Last Updated on Saturday, 26 December 2015, 21:01 by GxMedia
As the international battle continues over the United States’ (US) desire to capture and prosecute American intelligence leaker Edward Snowden, Guyana’s President Donald Ramotar on Thursday said his country does not read citizens’ correspondence.
Though the Guyanese leader made no reference to Snowden, he told the opening of an Investment Conference whose audience included US Ambassador Brent Hardt that his country would not violate the privacy of correspondence.
“We do not interfere in people’s privacy. We do not read their mail or anything like that. That is an era that I hope is passed forever in our country” a remark that evoked mild snigger in the main room of the Guyana International Conference Centre (GICC).
Ramotar reiterated that the media was free and open and government believes in the rule of law.
The Guyana government had, however, been accused of aiding and abetting now convicted drug lord Shaheed ‘Roger’ Khan in procuring sopphisticated mobile phone tapping equipment to help track down heavily armed gang members. A Guyana Defence Force (GDF) patrol had seized one piece of equipment but it appeared that there had been more than one because another almost identical device had been tendered in a New York court during Khan’s trial.
The American is wanted for leaking to the media that the US is systematically seizing vast amounts of phone and web data under a surveillance programme known as Prism. They include access to e-mail, chatrooms, phone records and social media accounts.
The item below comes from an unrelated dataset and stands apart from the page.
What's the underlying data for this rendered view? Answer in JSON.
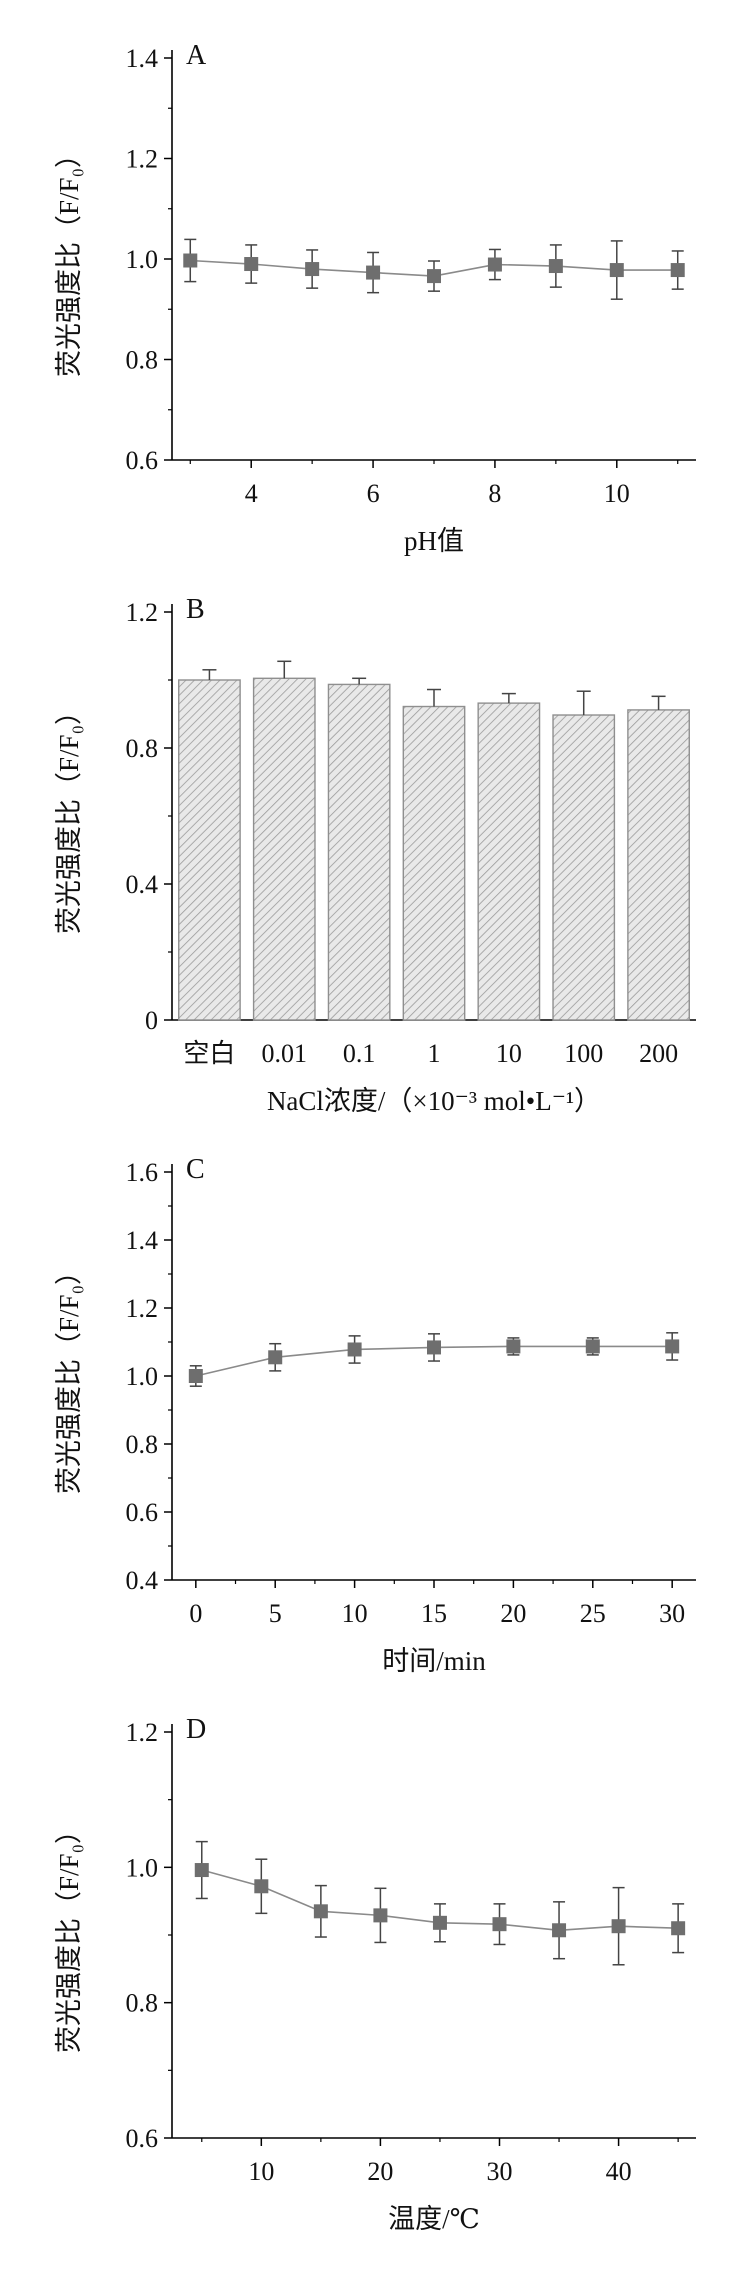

Snowden, who first gave the expose from a hideout in Hong Kong, has since flown to Moscow, Russia where he has been staying at the Sheremetyevo Airport
Earlier this week, there had been speculation of him flying to Ecuador via Cuba but so far he has not left Russia. The US has so far failed in its demands to get Russia to hand over the fugitive.
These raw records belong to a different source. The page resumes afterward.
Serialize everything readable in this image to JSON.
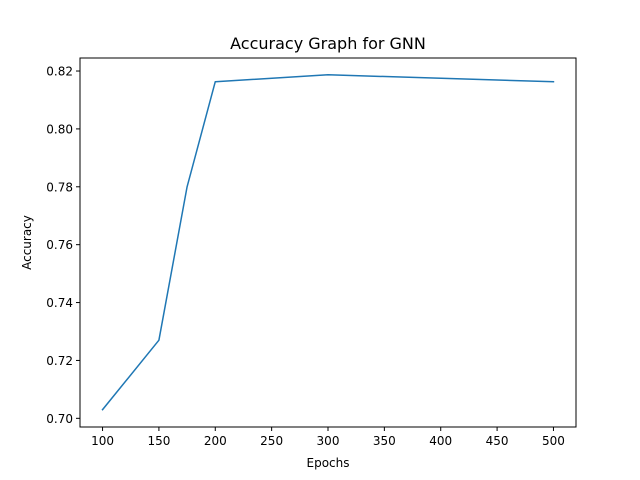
{
  "chart_data": {
    "type": "line",
    "title": "Accuracy Graph for GNN",
    "xlabel": "Epochs",
    "ylabel": "Accuracy",
    "xlim": [
      80,
      520
    ],
    "ylim": [
      0.697,
      0.8245
    ],
    "x_ticks": [
      100,
      150,
      200,
      250,
      300,
      350,
      400,
      450,
      500
    ],
    "y_ticks": [
      0.7,
      0.72,
      0.74,
      0.76,
      0.78,
      0.8,
      0.82
    ],
    "x_tick_labels": [
      "100",
      "150",
      "200",
      "250",
      "300",
      "350",
      "400",
      "450",
      "500"
    ],
    "y_tick_labels": [
      "0.70",
      "0.72",
      "0.74",
      "0.76",
      "0.78",
      "0.80",
      "0.82"
    ],
    "grid": false,
    "series": [
      {
        "color": "#1f77b4",
        "x": [
          100,
          150,
          175,
          200,
          300,
          500
        ],
        "y": [
          0.703,
          0.727,
          0.78,
          0.8163,
          0.8187,
          0.8163
        ]
      }
    ]
  }
}
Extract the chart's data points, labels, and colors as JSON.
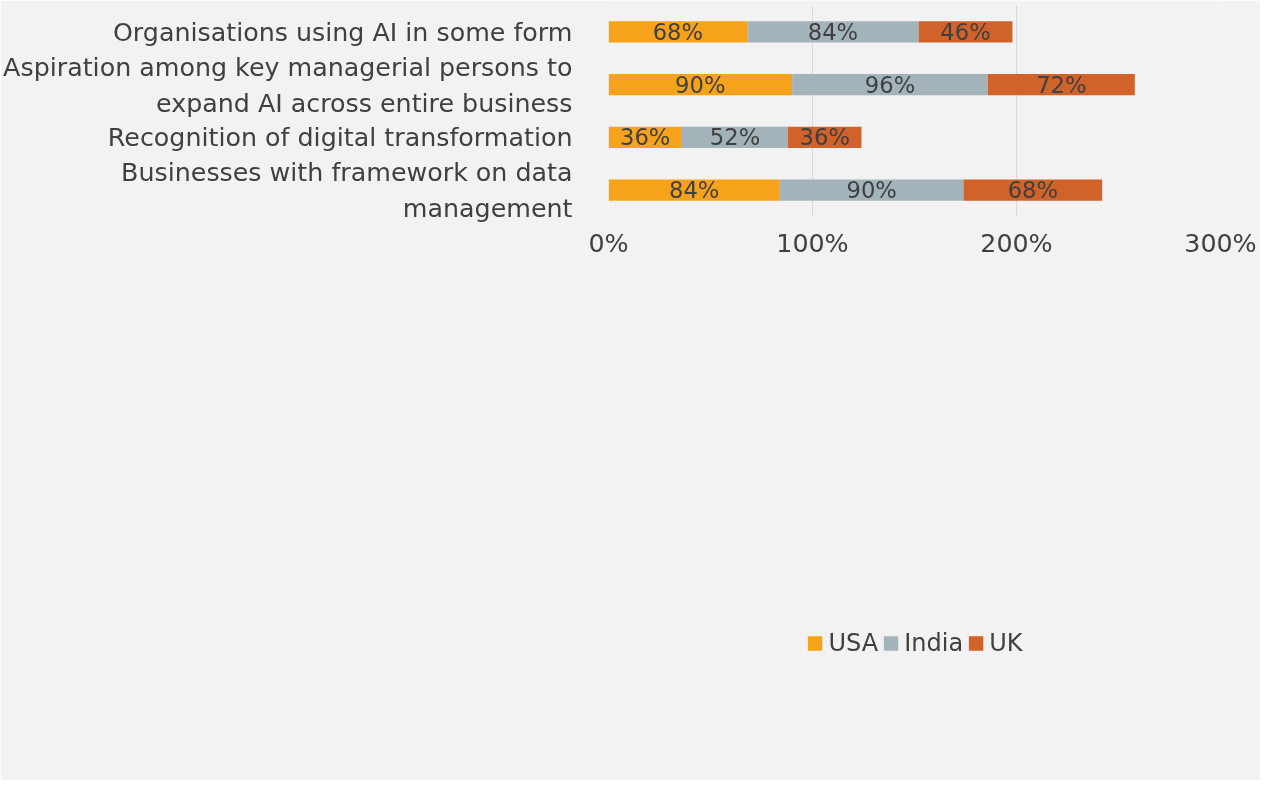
{
  "chart_data": {
    "type": "bar",
    "orientation": "horizontal",
    "stacked": true,
    "categories": [
      "Organisations using AI in some form",
      "Aspiration among key managerial persons to expand AI across entire business",
      "Recognition of digital transformation",
      "Businesses with framework on data management"
    ],
    "series": [
      {
        "name": "USA",
        "color": "#f7a21b",
        "values": [
          68,
          90,
          36,
          84
        ],
        "value_labels": [
          "68%",
          "90%",
          "36%",
          "84%"
        ]
      },
      {
        "name": "India",
        "color": "#a2b4ba",
        "values": [
          84,
          96,
          52,
          90
        ],
        "value_labels": [
          "84%",
          "96%",
          "52%",
          "90%"
        ]
      },
      {
        "name": "UK",
        "color": "#d0622a",
        "values": [
          46,
          72,
          36,
          68
        ],
        "value_labels": [
          "46%",
          "72%",
          "36%",
          "68%"
        ]
      }
    ],
    "xlim": [
      0,
      300
    ],
    "xticks": [
      {
        "value": 0,
        "label": "0%"
      },
      {
        "value": 100,
        "label": "100%"
      },
      {
        "value": 200,
        "label": "200%"
      },
      {
        "value": 300,
        "label": "300%"
      }
    ],
    "grid": "x",
    "legend": "bottom"
  }
}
The BBC quoted US President Barack Obama as saying during an official visit to Senegal that the leak highlighted significant vulnerabilities at the National Security Agency, the US electronic spying organisation where Mr Snowden worked as a contractor until last month.
The remarks come a day after the chairman of the US Senate foreign relations committee, Robert Menendez, proposed punishing Ecuador economically if it offered asylum to Mr Snowden.